Retail Employees Lack Training. Does It Matter?

Raising engagement levels and building more flexible work arrangements may offer better options to boost performance.

Only 1 in 3 U.S. retail employees have received formal training from their employers, according to a June report from the Sloan Center on Aging & Work at Boston College. Sound the alarm! Fire up the LMS! Send out the classroom trainers! Not so fast.

The industry tends to rely much more heavily on employees that are in lower age groups without the expectation that those employees are going to be there for the long term, particularly among the front-line workers, said Stephen Sweet, associate professor of sociology at Ithaca College and one of the authors of the report, Talent Pressures and the Aging Workforce: Responsive Action Steps for the Retail Trade Sector.

Consequently, many employers in the sector believe they’ll never recoup the cost of training employees who may be gone tomorrow. Couple that with the fact that many front-line retail jobs are low-skill jobs that don’t require intensive training, and it’s easy to see why the sector lags behind in employee development.

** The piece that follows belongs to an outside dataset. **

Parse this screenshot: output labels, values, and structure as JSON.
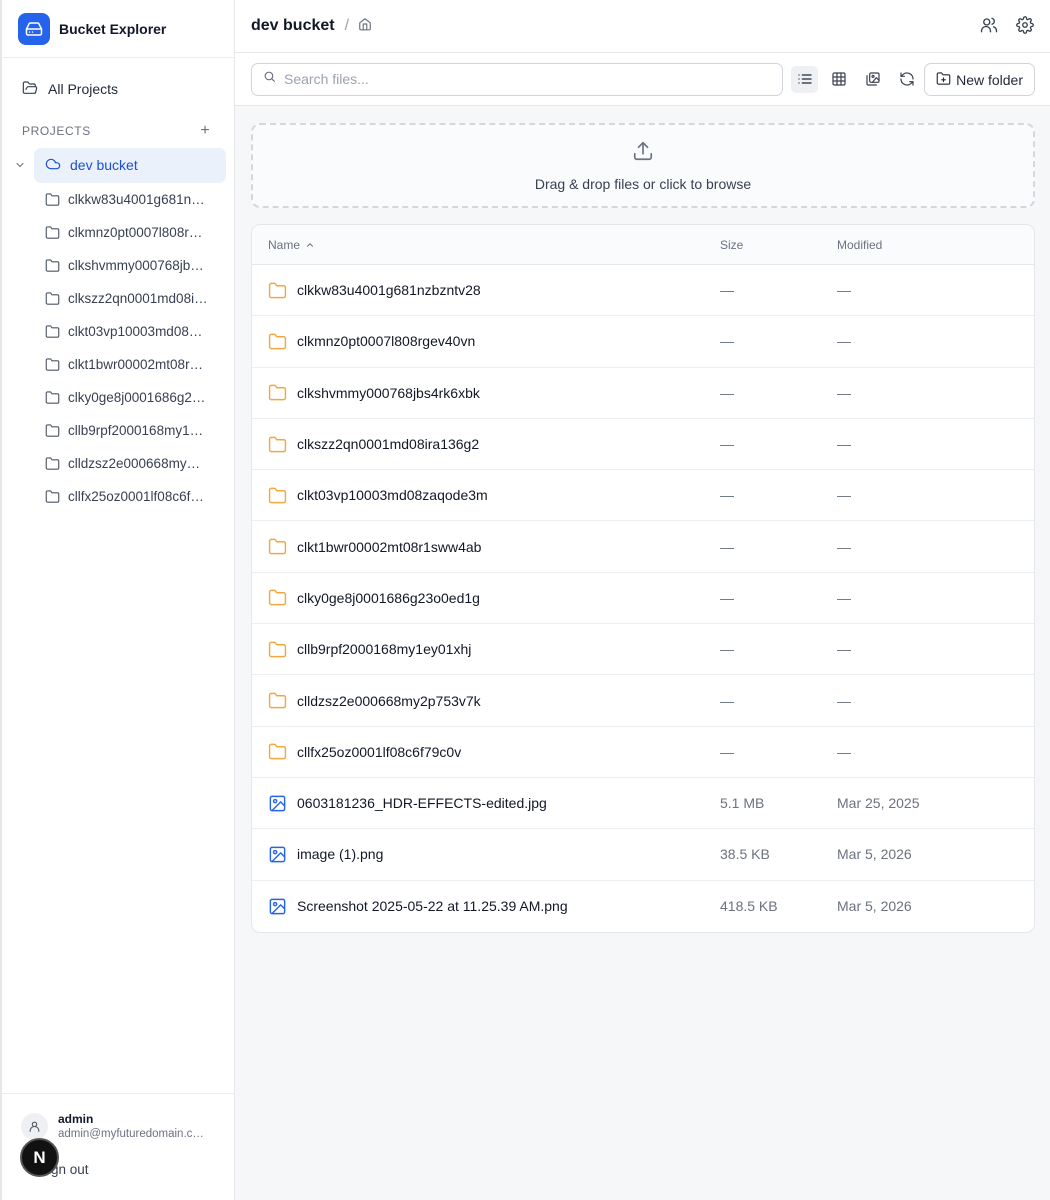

The Sloan study combined publicly available data from the U.S. Bureau of Labor Statistics and employee survey data across industries with proprietary surveys of nearly 700 employers to compare the talent management practices and operations of companies across the economy.

While the economy has undergone dramatic transformation over the past few decades as industry shifted from manufacturing to services, retail practices haven’t changed all that much, Sweet said.

If we think about the front-line workers within a Gap or a Walmart, that work is largely quite similar to the ways it used to be performed, he said. There is some difference in the way front-line workers interact with one another, but the work is really quite similar.

For highly skilled areas of retail, such as marketing and operations, it’s a different story. Workers in those roles require ongoing development to stay abreast of industry trends and remain competitive. But many front-line retail jobs lack growth potential and require only modest skills. So if training isn’t necessarily the path to higher performance in front-line retail, what practices can make a difference?

It might not be so much an issue of development as it is of maximizing the potential of keeping employees engaged and happy with their engagement in their job, Sweet said. As they are working on the front lines the presentation of the company actually rests on their shoulders.

In addition to boosting engagement, tactics to boost job flexibility can aid in the management of this talent pool.

Flexibility is one of those areas where the industry has the potential to grow, Sweet said. There are a number of flexible work structures, but they are not always designed with the employee’s interest in mind.

Employee schedules often change dramatically from week to week based on the employer’s needs. Taking steps to develop schedules further in advance, for example, can minimize the disruption to employees’ lives by offering them an opportunity to negotiate schedules among themselves.

So while training in the retail sector appears to lag behind other sectors, that’s because other factors can play a larger role in employees’ success.There are ways that those employees can be more satisfied with their jobs, to report greater satisfaction with their employer and also to have greater levels of pride in the work they perform, Sweet said. Some of that can come from pay and benefits, but there are other aspects of the jobs in terms of the design of the work and the demands of the work that flexibility might be able to address.